I hate to, but must mention an op-ed from Linda Greenhouse, the (former) NY Times legal editor.  It's rhetoric at its smallest, but it does reflect the way "They" are thinking.

Greenhouse, as poor thinkers do, latches onto one tangent and wallows in it. In this case, she spends considerable ink mocking the opposition's description of the mandate as "unprecedented." She then heroically defends the notion that something unprecedented could be worthwhile. How brave!

She then mangles the issues: "The government argues that, to the contrary, the “uncompensated consumption of health care” by those who are willfully or helplessly uninsured is itself an enormous economic activity. The uninsured don’t exist apart from commerce. To the contrary, their medical care results in some $43 billion of uncovered health care costs annually ..."

No. The mandate is intended to eliminate free riders who can afford to pay, so that their premiums will cover the poor who can't. Greenhouse is using the cost of the free healthcare received by the poor to accuse non-buyers of "costing us $43 billion." The non-buyers cost very little compared to what it costs to cover the poor.

DocJay
Joined
Jul '11
DocJay

Excellent point KC. Adam, thanks for the breakdown. It has helped considerably.
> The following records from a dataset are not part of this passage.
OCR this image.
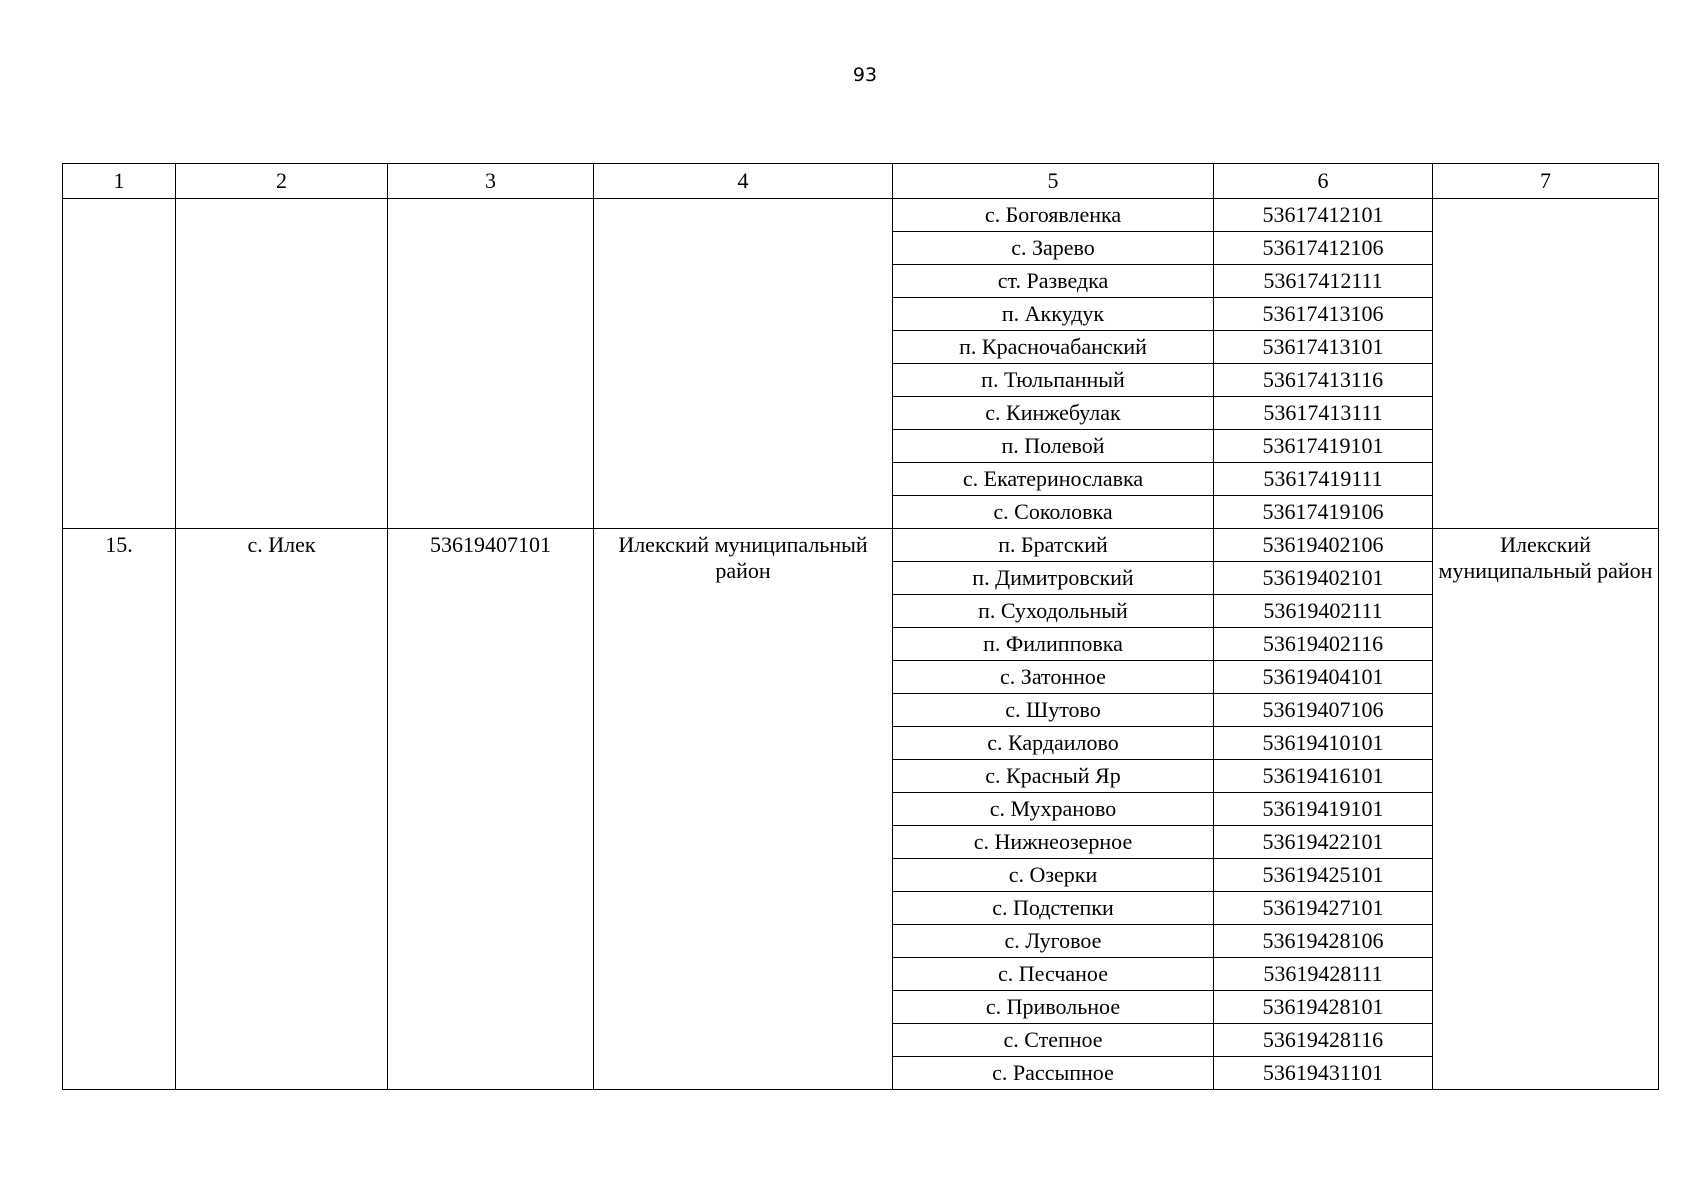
93
1	2	3	4	5	6	7
				с. Богоявленка	53617412101	
				с. Зарево	53617412106	
				ст. Разведка	53617412111	
				п. Аккудук	53617413106	
				п. Красночабанский	53617413101	
				п. Тюльпанный	53617413116	
				с. Кинжебулак	53617413111	
				п. Полевой	53617419101	
				с. Екатеринославка	53617419111	
				с. Соколовка	53617419106	
15.	с. Илек	53619407101	Илекский муниципальный район	п. Братский	53619402106	Илекский муниципальный район
				п. Димитровский	53619402101	
				п. Суходольный	53619402111	
				п. Филипповка	53619402116	
				с. Затонное	53619404101	
				с. Шутово	53619407106	
				с. Кардаилово	53619410101	
				с. Красный Яр	53619416101	
				с. Мухраново	53619419101	
				с. Нижнеозерное	53619422101	
				с. Озерки	53619425101	
				с. Подстепки	53619427101	
				с. Луговое	53619428106	
				с. Песчаное	53619428111	
				с. Привольное	53619428101	
				с. Степное	53619428116	
				с. Рассыпное	53619431101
I have no faith in the system at all but those who do should pray for it to work. There are three national issues this November that I am watching too. The senate, the white house and California's soak the rich initiatives( I consider that a national issue). I want them to either all go for conservatism or all go against it rather than a mixed bag. Obamacare's constitutionality will set the tone.

Edited on March 23, 2012 at 2:45am
Adam Freedman

Thanks KC.  Logic is not Greenhouse's strong suit.  Doc Jay - agreed.  But of course, the mainstream media is doing its best to argue that a decision striking down Obamacare will actually be bad news for conservatives because....well, because then we'll have to decide what we want to "replace it."  Yeah, what an awful position to be in.

Albert Arthur
Joined
Oct '11
Albert Arthur

Yeah, or there's the strange idea that repealing Obamacare would be bad because then conservatives wouldn't turn out to vote in November. I  think that's debatable, but I'd rather get Obamacare thrown out as unconstitutional and then take our chances in November than have it upheld as constitutional, that's for sure.